Though traditionally attributed to Niccolò di Pietro Gerini, both in the 1987 Sotheby's sale and in Mannini's publication of the previous year, this painting is by Jacopo di Cione. We are grateful to Prof. Miklós Boskovits who, knowing the painting from photographs even before its first appearance at auction in 1980, has proposed the attribution to Jacopo di Cione and has suggested a date of execution circa 1365-70. We are also grateful to Everett Fahy for independently endorsing the attribution to Jacopo di Cione on the basis of photographs.

Jacopo was the youngest of three brothers, the other two being Andrea (called Orcagna) and Nardo, both of whom were also painters.

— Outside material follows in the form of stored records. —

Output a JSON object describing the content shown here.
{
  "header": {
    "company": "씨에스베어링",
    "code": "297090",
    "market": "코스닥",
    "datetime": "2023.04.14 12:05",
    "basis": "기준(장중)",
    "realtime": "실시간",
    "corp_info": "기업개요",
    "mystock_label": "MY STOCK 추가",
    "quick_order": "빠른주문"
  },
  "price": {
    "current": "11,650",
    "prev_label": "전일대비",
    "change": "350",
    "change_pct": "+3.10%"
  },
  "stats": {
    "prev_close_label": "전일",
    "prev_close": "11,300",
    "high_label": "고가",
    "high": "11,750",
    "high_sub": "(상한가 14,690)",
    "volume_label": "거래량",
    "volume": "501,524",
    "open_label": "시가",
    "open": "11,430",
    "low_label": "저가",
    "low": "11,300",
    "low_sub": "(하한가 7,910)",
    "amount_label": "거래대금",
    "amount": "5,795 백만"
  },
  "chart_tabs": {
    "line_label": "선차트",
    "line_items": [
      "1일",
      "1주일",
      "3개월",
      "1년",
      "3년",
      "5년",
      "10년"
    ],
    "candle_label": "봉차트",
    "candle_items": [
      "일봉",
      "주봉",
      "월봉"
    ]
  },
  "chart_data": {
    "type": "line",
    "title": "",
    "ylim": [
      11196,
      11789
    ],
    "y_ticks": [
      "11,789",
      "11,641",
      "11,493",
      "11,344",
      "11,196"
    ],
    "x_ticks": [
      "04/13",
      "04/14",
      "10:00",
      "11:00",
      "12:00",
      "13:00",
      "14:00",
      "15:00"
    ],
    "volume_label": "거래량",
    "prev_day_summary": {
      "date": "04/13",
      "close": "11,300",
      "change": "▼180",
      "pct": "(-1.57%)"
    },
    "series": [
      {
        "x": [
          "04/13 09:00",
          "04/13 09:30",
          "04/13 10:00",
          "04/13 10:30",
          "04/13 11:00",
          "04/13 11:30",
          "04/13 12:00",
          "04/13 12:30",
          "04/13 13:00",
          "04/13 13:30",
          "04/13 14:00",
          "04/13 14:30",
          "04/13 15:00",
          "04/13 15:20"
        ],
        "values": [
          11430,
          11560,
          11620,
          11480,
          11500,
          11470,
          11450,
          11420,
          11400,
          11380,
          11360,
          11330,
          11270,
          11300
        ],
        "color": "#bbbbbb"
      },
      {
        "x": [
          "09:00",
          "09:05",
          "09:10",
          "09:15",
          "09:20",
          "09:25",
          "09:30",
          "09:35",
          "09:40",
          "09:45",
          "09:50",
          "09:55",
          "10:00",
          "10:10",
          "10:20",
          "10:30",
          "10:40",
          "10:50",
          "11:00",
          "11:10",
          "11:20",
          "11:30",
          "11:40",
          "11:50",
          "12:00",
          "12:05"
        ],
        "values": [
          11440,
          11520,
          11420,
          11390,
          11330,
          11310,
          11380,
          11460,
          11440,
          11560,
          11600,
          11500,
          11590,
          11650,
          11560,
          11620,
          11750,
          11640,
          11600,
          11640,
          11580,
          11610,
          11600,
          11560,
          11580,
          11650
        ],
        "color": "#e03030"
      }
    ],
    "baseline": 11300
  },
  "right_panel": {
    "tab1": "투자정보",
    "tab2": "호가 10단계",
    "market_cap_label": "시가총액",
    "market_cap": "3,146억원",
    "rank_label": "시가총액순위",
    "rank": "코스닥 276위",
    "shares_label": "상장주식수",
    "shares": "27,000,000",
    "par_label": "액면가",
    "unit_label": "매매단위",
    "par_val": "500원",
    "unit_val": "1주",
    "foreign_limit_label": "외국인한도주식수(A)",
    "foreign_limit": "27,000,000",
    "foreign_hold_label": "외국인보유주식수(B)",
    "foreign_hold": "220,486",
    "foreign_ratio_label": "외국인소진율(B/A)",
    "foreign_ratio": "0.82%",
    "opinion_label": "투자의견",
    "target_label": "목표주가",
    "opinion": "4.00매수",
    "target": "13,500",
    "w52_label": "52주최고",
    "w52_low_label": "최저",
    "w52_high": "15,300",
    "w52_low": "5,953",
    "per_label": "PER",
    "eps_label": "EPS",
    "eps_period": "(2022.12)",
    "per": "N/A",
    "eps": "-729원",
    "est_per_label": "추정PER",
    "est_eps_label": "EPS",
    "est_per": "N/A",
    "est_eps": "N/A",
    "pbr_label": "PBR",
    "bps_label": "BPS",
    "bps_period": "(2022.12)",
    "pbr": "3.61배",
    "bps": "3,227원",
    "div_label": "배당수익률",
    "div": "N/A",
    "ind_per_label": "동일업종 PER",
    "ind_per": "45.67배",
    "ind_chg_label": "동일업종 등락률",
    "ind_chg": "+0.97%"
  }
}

Very few documented works by Jacopo survive and those that have are often the fruit of collaboration with other painters, making a clear identification of his style problematic. His earliest documented commission is the Saint Matthew triptych in the Galleria degli Uffizi, Florence, which was painted for the Arte del Cambio and was destined for Orsanmichele: on 25 August 1368 Jacopo was entrusted with the completion of the work due to his brother Andrea's ill health. Jacopo is also known to have collaborated with Niccolò di Pietro Gerini, to whom this painting was formerly attributed: they worked together on frescoes (now lost) for the guild hall of the Judges and Notaries in Florence (1366); on the large polyptych for the high altar of San Pier Maggiore in Florence, most of which is today in the National Gallery, London (circa 1370-71);1 on the Coronation of the Virgin painted for the Zecca (mint) of Florence, now in the Accademia (1372-73); and as late as 1383 they received the commission to paint a fresco of the Annunciation for the council chamber in the Palazzo dei Priori, Volterra.

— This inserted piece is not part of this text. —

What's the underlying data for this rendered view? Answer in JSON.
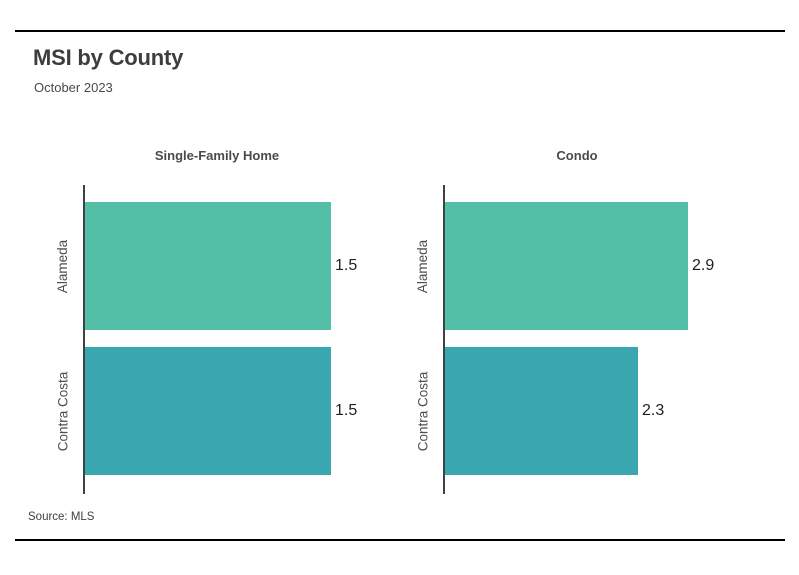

Mary Magdalene is shown in a rocky landscape which is intended to represent the mountain retreat near Sainte-Baume where she spent thirty years fasting and in penance. Her representation is both sensual and spiritual: her long red hair covers her entire body and her hands are drawn together in prayer. She lived her years of penance and ecstatic contemplation in imitation of Mary of Egypt, who is often also represented with long hair covering her body, though the latter is more often shown as elderly and haggard. The male and female donors, together with their coat-of-arms, remain unidentified.


1. M. Davies, National Gallery Catalogues. The Early Italian Schools before 1400, revised by D. Gordon, London 1988, pp. 45-54, cat. nos. 569-78, reproduced plates 34-44.